Terdakwa Richard Eliezer mempertanyakan soal kejujurannya yang dibalas dengan tuntutan 12 tahun penjara dari tim Jaksa Penuntut Umum (JPU). Ia merasa kejujurannya dalam menjalankan peran justice collaborator (JC) berujung sia-sia.
Demikian disampaikannya dalam nota pembelaan atau pledoi bertajuk ‘Apakah Harga Kejujuran Harus Dibayar 12 Tahun Penjara?’ saat sidang di Pengadilan Negeri Jakarta Selatan, Rabu (25/1/2023).
Meski kecewa dengan tuntutan yang diterimanya, Richard menegaskan dirinya akan tetap berpegang teguh pada kejujurannya, sebab, kejujuran itu diyakini akan membawanya pada keadilan.
“Apakah saya harus bersikap pasrah terhadap arti keadilan atas kejujuran? Saya akan tetap berkeyakinan, bahwa kepatuhan, kejujuran adalah segala-galanya dan keadilan nyata bagi mereka yang mencarinya,” kata Richard.

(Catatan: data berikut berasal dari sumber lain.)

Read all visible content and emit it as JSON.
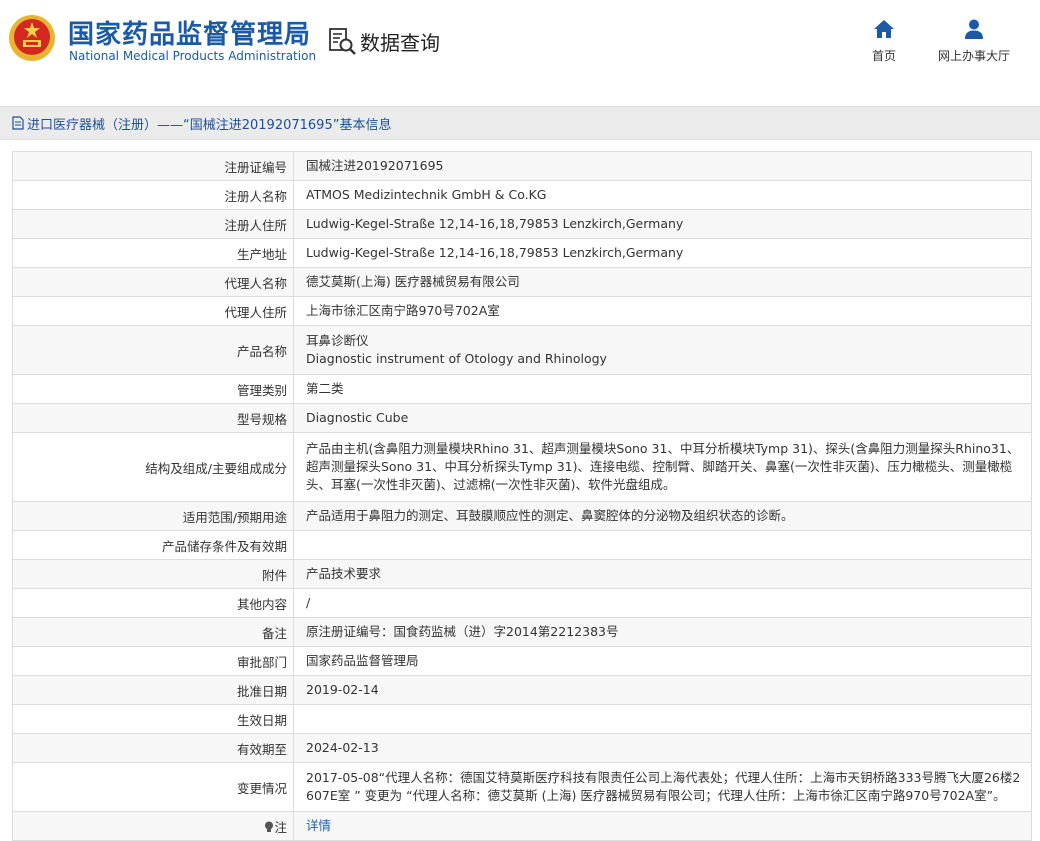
{
  "header": {
    "agency_cn": "国家药品监督管理局",
    "agency_en": "National Medical Products Administration",
    "query_title": "数据查询",
    "nav": [
      {
        "label": "首页",
        "icon": "home-icon"
      },
      {
        "label": "网上办事大厅",
        "icon": "user-icon"
      }
    ]
  },
  "title_bar": {
    "text": "进口医疗器械（注册）——“国械注进20192071695”基本信息",
    "icon": "document-icon"
  },
  "record": {
    "reg_no": {
      "label": "注册证编号",
      "value": "国械注进20192071695"
    },
    "registrant": {
      "label": "注册人名称",
      "value": "ATMOS Medizintechnik GmbH & Co.KG"
    },
    "registrant_addr": {
      "label": "注册人住所",
      "value": "Ludwig-Kegel-Straße 12,14-16,18,79853 Lenzkirch,Germany"
    },
    "mfg_addr": {
      "label": "生产地址",
      "value": "Ludwig-Kegel-Straße 12,14-16,18,79853 Lenzkirch,Germany"
    },
    "agent": {
      "label": "代理人名称",
      "value": "德艾莫斯(上海) 医疗器械贸易有限公司"
    },
    "agent_addr": {
      "label": "代理人住所",
      "value": "上海市徐汇区南宁路970号702A室"
    },
    "product_name": {
      "label": "产品名称",
      "value_cn": "耳鼻诊断仪",
      "value_en": "Diagnostic instrument of Otology and Rhinology"
    },
    "category": {
      "label": "管理类别",
      "value": "第二类"
    },
    "model": {
      "label": "型号规格",
      "value": "Diagnostic Cube"
    },
    "composition": {
      "label": "结构及组成/主要组成成分",
      "value": "产品由主机(含鼻阻力测量模块Rhino 31、超声测量模块Sono 31、中耳分析模块Tymp 31)、探头(含鼻阻力测量探头Rhino31、超声测量探头Sono 31、中耳分析探头Tymp 31)、连接电缆、控制臂、脚踏开关、鼻塞(一次性非灭菌)、压力橄榄头、测量橄榄头、耳塞(一次性非灭菌)、过滤棉(一次性非灭菌)、软件光盘组成。"
    },
    "scope": {
      "label": "适用范围/预期用途",
      "value": "产品适用于鼻阻力的测定、耳鼓膜顺应性的测定、鼻窦腔体的分泌物及组织状态的诊断。"
    },
    "storage": {
      "label": "产品储存条件及有效期",
      "value": ""
    },
    "attachment": {
      "label": "附件",
      "value": "产品技术要求"
    },
    "other": {
      "label": "其他内容",
      "value": "/"
    },
    "remark": {
      "label": "备注",
      "value": "原注册证编号：国食药监械（进）字2014第2212383号"
    },
    "approval_dept": {
      "label": "审批部门",
      "value": "国家药品监督管理局"
    },
    "approval_date": {
      "label": "批准日期",
      "value": "2019-02-14"
    },
    "effective_date": {
      "label": "生效日期",
      "value": ""
    },
    "expiry": {
      "label": "有效期至",
      "value": "2024-02-13"
    },
    "changes": {
      "label": "变更情况",
      "value": "2017-05-08“代理人名称：德国艾特莫斯医疗科技有限责任公司上海代表处；代理人住所：上海市天钥桥路333号腾飞大厦26楼2607E室 ” 变更为 “代理人名称：德艾莫斯 (上海) 医疗器械贸易有限公司；代理人住所：上海市徐汇区南宁路970号702A室”。"
    },
    "note": {
      "label": "注",
      "value": "详情",
      "icon": "bulb-icon"
    }
  }
}
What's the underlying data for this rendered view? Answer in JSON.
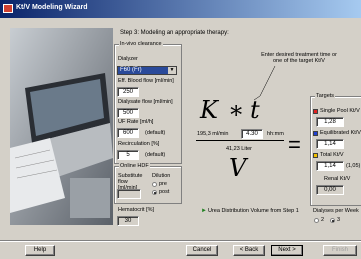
{
  "window": {
    "title": "Kt/V Modeling Wizard"
  },
  "step": "Step 3: Modeling an appropriate therapy:",
  "invivo": {
    "legend": "In-vivo clearance",
    "dialyzer_label": "Dialyzer",
    "dialyzer_value": "F60 (Fr)",
    "blood_flow_label": "Eff. Blood flow [ml/min]",
    "blood_flow_value": "250",
    "dialysate_flow_label": "Dialysate flow [ml/min]",
    "dialysate_flow_value": "500",
    "uf_rate_label": "UF Rate [ml/h]",
    "uf_rate_value": "600",
    "uf_rate_default": "(default)",
    "recirc_label": "Recirculation [%]",
    "recirc_value": "5",
    "recirc_default": "(default)"
  },
  "hdf": {
    "legend": "Online HDF",
    "substitute_label": "Substitute flow [ml/min]",
    "dilution_label": "Dilution",
    "pre_label": "pre",
    "post_label": "post",
    "selected": "post"
  },
  "hematocrit": {
    "label": "Hematocrit [%]",
    "value": "30"
  },
  "formula": {
    "K": "K",
    "t": "t",
    "V": "V",
    "clearance": "195,3 ml/min",
    "time_value": "4.30",
    "time_unit": "hh:mm",
    "volume": "41,23 Liter",
    "volume_note": "Urea Distribution Volume from Step 1",
    "hint": "Enter desired treatment time or one of the target Kt/V"
  },
  "targets": {
    "legend": "Targets",
    "single_label": "Single Pool Kt/V",
    "single_value": "1,28",
    "single_color": "#e02020",
    "equil_label": "Equilibrated Kt/V",
    "equil_value": "1,14",
    "equil_color": "#2040d0",
    "total_label": "Total Kt/V",
    "total_value": "1,14",
    "total_extra": "(1,05)",
    "total_color": "#f0c000",
    "renal_label": "Renal Kt/V",
    "renal_value": "0,00",
    "dialyses_label": "Dialyses per Week",
    "opt_2": "2",
    "opt_3": "3",
    "selected": "3"
  },
  "buttons": {
    "help": "Help",
    "cancel": "Cancel",
    "back": "< Back",
    "next": "Next >",
    "finish": "Finish"
  }
}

Richard berharap, majelis hakim akan bertindak adil dan berkenan menjatuhkan putusan yang ringan atas perkara yang menjeratnya akibat mematuhi perintah atasan, sebagai bentuk pertimbangan atas status JC yang melekat pada dirinya.
“Kalaulah karena pengabdian saya sebagai ajudan menjadikan saya seorang terdakwa, kini saya serahkan masa depan saya pada putusan majelis hakim. Selebihnya saya hanya dapat berserah pada kehendak Tuhan,” ucap Richard.
Diketahui, dalam sidang sebelumnya, Richard dituntut jaksa 12 tahun penjara di kasus ini. Jaksa menyatakan Richard melanggar Pasal 340 KUHP juncto pasal 55 ayat 1 ke-1 KUHP sebagaimana dakwaan primer.
“Menyatakan terdakwa terbukti secara sah dan meyakinkan menurut hukum bersalah melakukan tindak pidana turut serta melakukan pembunuhan yang direncanakan terlebih dahulu sebagaimana yang diatur dan diancam dalam dakwaan pasal 340 juncto pasal 55 ayat 1 Ke-1 KUHP,” kata jaksa, pekan lalu.